Discover more about misleading local placenames with Arrowsmith.
Over two thousand years ago the Dobunni’ established their Iron Age town at Bagendon. Then Roman incomers arrived. Building roads, new-fangled villas, and driving their chariots around as if they owned the place. Which they did. They called their place Corinium and spoke a strange language. After about three centuries they mostly went away, but they left quite a lot of stuff behind, some of which got reused. Apart from the bits that keep turning up when people dig holes for new construction projects, they left a lot of words behind too. Some of them are still used two thousand years later, including placenames. Anglia became England, Britannia became Britain, and Corinium became Cirencester. The ‘-cester’ part of many placenames comes from ‘castra’ – the word the Romans used for a camp and adopted by the Saxons.

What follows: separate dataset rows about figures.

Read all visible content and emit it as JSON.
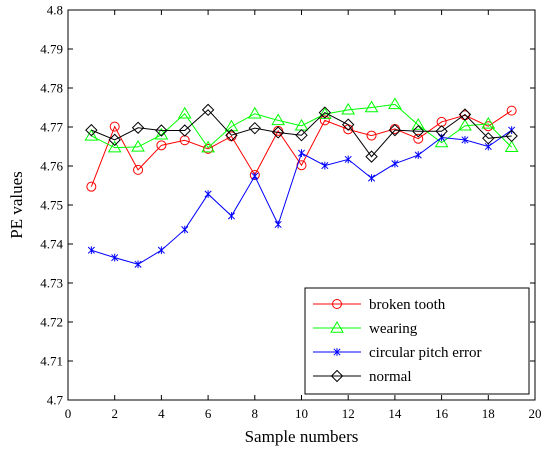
{
  "chart_data": {
    "type": "line",
    "xlabel": "Sample numbers",
    "ylabel": "PE values",
    "xlim": [
      0,
      20
    ],
    "ylim": [
      4.7,
      4.8
    ],
    "xticks": [
      0,
      2,
      4,
      6,
      8,
      10,
      12,
      14,
      16,
      18,
      20
    ],
    "yticks": [
      4.7,
      4.71,
      4.72,
      4.73,
      4.74,
      4.75,
      4.76,
      4.77,
      4.78,
      4.79,
      4.8
    ],
    "ytick_labels": [
      "4.7",
      "4.71",
      "4.72",
      "4.73",
      "4.74",
      "4.75",
      "4.76",
      "4.77",
      "4.78",
      "4.79",
      "4.8"
    ],
    "grid": false,
    "legend_position": "bottom-right",
    "x": [
      1,
      2,
      3,
      4,
      5,
      6,
      7,
      8,
      9,
      10,
      11,
      12,
      13,
      14,
      15,
      16,
      17,
      18,
      19
    ],
    "series": [
      {
        "name": "broken tooth",
        "color": "#ff0000",
        "marker": "circle",
        "values": [
          4.7547,
          4.7701,
          4.759,
          4.7653,
          4.7666,
          4.7644,
          4.7676,
          4.7577,
          4.769,
          4.7602,
          4.7717,
          4.7694,
          4.7678,
          4.7695,
          4.767,
          4.7713,
          4.773,
          4.7702,
          4.7742
        ]
      },
      {
        "name": "wearing",
        "color": "#00ff00",
        "marker": "triangle",
        "values": [
          4.7677,
          4.7647,
          4.7649,
          4.768,
          4.7734,
          4.7647,
          4.7701,
          4.7734,
          4.7717,
          4.7703,
          4.7733,
          4.7744,
          4.775,
          4.7758,
          4.7705,
          4.766,
          4.7703,
          4.7708,
          4.7648
        ]
      },
      {
        "name": "circular pitch error",
        "color": "#0000ff",
        "marker": "star",
        "values": [
          4.7384,
          4.7365,
          4.7348,
          4.7384,
          4.7437,
          4.7528,
          4.7472,
          4.7574,
          4.745,
          4.7633,
          4.7601,
          4.7617,
          4.7569,
          4.7606,
          4.7628,
          4.7673,
          4.7667,
          4.765,
          4.7692
        ]
      },
      {
        "name": "normal",
        "color": "#000000",
        "marker": "diamond",
        "values": [
          4.7692,
          4.7667,
          4.7698,
          4.7691,
          4.7691,
          4.7744,
          4.7679,
          4.7697,
          4.7686,
          4.7679,
          4.7737,
          4.7706,
          4.7624,
          4.7692,
          4.7689,
          4.7689,
          4.7732,
          4.7671,
          4.7677
        ]
      }
    ]
  }
}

At one time it wasn’t uncommon to hear people call Cirencester ‘zoiren’ or ‘sissitur’. It’s like Chinese Whispers – trying to pronounce foreign words changes them. Many people have come here and added words to our language. Although the Saxons influenced many local placenames, Cirencester and the West escaped the Viking additions which are common in Yorkshire and the Eastern counties. The Daneway is nothing to do with Vikings and is just a corruption of ‘Dene-way’ – the way along the dene, or valley. The word ‘way’ is actually from the Saxon; ‘weg’.
But if you want to blame anybody for messing about with the English language, then the Normans are the worst offenders. But to be fair, the English have got their revenge by deliberately mispronouncing French words. Blanc – white wine – became ‘plonk’, and Beaulieu is pronounced ‘Bewlee’. Weird pronunciations are a great way of misleading foreigners who think they’ve got the hang of English. Even unwary Americans have trouble with Bicester and Loughborough.
Despite thinking we know what we are talking about, it’s easy to imagine that some words mean something – like Daneway – that they don’t. It’s particularly tricky when it comes to placenames.
The Normans have form. Close to Durham’s Norman cathedral, are the villages of Pity Me and Bearpark. Legends have been spun about both. Although wild boar were plentiful near Bearpark, there were no bears in evidence when the Bishops of Durham used the place as a retreat from their usual home in Durham Castle and their role as Prince Bishops. The place was called “Beau-Repaire” – which translates as ‘beautiful refuge’. Spare no tears for Pity Me. The place was frequently flooded, and the French called it; “Petit Mer” – ‘Little Sea’.
Closer to home, in South Cerney, visitors and residents alike often speculate about the origins of ‘Bow Wow’. Since All Hallows church has notable Norman features and was the site of the finding of part of a Norman crucifix now kept at the British Museum, ‘cherchez le Norman’ seems appropriate.
Bow Wow is flanked by two watercourses; the River Churn and a mill-stream which was probably there at the time of the Domesday book. Was the name originally Norman French? Could it have been described as ‘beautiful waters’?